Évolution technologique
L'évolution rapide des technologies numériques, y compris l'expansion des réseaux sociaux et les avancées significatives dans le domaine de l'intelligence artificielle (IA), a transformé radicalement la manière dont les émotions collectives sont diffusées et amplifiées. Les plateformes de réseaux sociaux ont permis une communication instantanée, virtuelle et sans frontières, facilitant ainsi une propagation rapide des informations sur les événements climatiques tels que les incendies, les inondations et les sécheresses. Ces médias numériques ne se contentent pas de diffuser des informations factuelles; ils permettent aussi une diffusion massive des émotions collectives, créant des spirales émotionnelles positives ou négatives qui influencent les attitudes et les comportements à grande échelle.

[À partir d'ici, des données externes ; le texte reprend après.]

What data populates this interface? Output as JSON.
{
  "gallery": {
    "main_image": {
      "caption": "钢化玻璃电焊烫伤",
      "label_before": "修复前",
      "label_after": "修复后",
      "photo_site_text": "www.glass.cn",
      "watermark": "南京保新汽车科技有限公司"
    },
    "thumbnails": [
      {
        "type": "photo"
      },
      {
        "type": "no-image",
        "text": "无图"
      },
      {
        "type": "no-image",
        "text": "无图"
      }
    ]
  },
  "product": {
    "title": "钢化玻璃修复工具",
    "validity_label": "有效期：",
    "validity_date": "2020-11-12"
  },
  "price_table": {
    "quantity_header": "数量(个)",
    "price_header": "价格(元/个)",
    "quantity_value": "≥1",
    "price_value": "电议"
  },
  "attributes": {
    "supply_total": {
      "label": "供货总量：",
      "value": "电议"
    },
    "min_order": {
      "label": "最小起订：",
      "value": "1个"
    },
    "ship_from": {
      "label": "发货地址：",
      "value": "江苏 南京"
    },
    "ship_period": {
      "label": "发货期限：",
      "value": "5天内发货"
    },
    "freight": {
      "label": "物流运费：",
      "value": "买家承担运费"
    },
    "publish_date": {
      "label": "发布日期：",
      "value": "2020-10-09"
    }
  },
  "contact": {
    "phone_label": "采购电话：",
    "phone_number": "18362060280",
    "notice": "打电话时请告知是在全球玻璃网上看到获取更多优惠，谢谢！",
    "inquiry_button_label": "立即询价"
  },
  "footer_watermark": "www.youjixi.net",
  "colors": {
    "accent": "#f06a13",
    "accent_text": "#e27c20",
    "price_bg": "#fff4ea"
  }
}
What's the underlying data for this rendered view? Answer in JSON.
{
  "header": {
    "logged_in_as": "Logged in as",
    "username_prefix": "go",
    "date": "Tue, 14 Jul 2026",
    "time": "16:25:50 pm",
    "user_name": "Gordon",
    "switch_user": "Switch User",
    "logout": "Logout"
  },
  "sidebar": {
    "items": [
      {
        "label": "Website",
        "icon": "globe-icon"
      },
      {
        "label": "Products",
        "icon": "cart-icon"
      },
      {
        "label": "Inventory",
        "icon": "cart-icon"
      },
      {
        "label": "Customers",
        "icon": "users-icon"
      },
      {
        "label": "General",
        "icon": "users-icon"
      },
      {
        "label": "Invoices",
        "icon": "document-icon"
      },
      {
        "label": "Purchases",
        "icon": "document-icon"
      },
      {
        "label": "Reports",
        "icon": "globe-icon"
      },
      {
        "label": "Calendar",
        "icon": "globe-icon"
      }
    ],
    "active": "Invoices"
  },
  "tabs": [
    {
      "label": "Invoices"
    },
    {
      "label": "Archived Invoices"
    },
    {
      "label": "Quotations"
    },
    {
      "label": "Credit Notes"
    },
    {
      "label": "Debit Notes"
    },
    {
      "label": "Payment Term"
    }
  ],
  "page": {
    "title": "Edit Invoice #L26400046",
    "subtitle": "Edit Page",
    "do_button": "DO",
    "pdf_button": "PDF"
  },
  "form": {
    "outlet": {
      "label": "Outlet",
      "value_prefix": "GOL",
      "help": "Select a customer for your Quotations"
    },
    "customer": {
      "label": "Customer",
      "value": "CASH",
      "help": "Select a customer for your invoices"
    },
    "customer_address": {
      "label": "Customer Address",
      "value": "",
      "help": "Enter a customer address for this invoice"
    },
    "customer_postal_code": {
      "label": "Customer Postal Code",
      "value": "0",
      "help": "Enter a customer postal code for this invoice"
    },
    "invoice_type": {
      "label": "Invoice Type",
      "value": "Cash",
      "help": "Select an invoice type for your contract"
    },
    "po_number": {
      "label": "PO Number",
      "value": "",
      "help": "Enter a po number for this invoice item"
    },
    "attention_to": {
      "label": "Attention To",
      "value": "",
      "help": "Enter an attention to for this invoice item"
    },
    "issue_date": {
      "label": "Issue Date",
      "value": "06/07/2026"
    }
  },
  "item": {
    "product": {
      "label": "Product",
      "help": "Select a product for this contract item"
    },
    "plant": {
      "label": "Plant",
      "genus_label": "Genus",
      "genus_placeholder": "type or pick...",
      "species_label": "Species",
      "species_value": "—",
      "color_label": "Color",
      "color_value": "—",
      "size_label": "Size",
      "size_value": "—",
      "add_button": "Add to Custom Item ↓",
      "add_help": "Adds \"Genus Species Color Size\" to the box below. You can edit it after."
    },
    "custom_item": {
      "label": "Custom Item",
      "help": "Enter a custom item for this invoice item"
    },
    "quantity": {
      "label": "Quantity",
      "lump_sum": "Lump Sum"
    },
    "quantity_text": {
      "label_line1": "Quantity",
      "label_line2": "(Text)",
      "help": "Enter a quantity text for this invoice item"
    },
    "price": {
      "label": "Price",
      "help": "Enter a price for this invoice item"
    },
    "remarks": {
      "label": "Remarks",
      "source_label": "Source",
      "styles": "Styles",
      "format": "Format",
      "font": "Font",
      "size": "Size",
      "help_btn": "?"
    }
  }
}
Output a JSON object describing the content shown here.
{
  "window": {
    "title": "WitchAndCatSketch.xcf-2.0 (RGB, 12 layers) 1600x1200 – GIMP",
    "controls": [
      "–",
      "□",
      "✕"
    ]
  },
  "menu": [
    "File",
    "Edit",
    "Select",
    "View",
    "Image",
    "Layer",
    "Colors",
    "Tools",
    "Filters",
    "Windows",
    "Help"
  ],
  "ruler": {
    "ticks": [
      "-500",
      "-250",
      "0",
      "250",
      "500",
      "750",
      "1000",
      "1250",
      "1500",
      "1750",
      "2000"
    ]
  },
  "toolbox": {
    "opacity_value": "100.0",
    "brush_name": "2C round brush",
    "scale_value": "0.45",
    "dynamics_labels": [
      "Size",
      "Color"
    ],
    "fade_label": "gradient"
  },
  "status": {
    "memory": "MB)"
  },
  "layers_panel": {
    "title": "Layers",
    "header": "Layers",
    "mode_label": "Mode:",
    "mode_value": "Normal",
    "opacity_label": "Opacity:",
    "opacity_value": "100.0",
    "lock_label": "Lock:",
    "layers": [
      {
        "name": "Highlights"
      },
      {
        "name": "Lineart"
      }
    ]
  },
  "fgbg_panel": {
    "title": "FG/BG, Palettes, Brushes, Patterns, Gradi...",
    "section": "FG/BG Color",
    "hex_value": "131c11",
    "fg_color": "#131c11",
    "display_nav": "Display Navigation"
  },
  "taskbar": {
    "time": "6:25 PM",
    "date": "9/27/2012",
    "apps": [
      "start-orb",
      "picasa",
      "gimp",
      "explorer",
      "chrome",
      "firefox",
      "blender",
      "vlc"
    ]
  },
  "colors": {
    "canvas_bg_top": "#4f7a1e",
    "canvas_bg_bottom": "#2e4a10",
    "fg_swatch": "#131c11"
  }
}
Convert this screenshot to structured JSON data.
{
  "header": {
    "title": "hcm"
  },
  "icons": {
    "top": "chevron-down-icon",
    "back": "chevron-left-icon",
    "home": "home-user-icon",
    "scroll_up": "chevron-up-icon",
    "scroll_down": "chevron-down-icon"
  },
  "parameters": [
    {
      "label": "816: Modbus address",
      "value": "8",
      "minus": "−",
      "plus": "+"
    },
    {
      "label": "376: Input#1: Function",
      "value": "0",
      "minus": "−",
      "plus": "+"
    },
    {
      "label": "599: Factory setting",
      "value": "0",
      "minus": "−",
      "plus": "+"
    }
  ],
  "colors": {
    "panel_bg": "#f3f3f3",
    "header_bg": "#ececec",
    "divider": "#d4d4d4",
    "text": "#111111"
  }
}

Parallèlement, l'intégration croissante de l'IA dans ces plateformes a permis de nouveaux types d'interactions humaines et algorithmiques. Les systèmes de recommandation alimentés par des algorithmes d'apprentissage automatique influencent la structure des réseaux sociaux numériques et modulent la diffusion du contenu émotionnel. De même, l'émergence des bots sociaux, qui sont des comptes automatisés capables de générer et partager du contenu en ligne, a ajouté une nouvelle couche de complexité dans la manière dont les émotions sont manipulées et amplifiées. Enfin, les capacités de l'IA générative (GenAI) permettent désormais de produire à grande échelle des contenus synthétiques hautement réalistes, capables de susciter des réponses émotionnelles ciblées chez les utilisateurs.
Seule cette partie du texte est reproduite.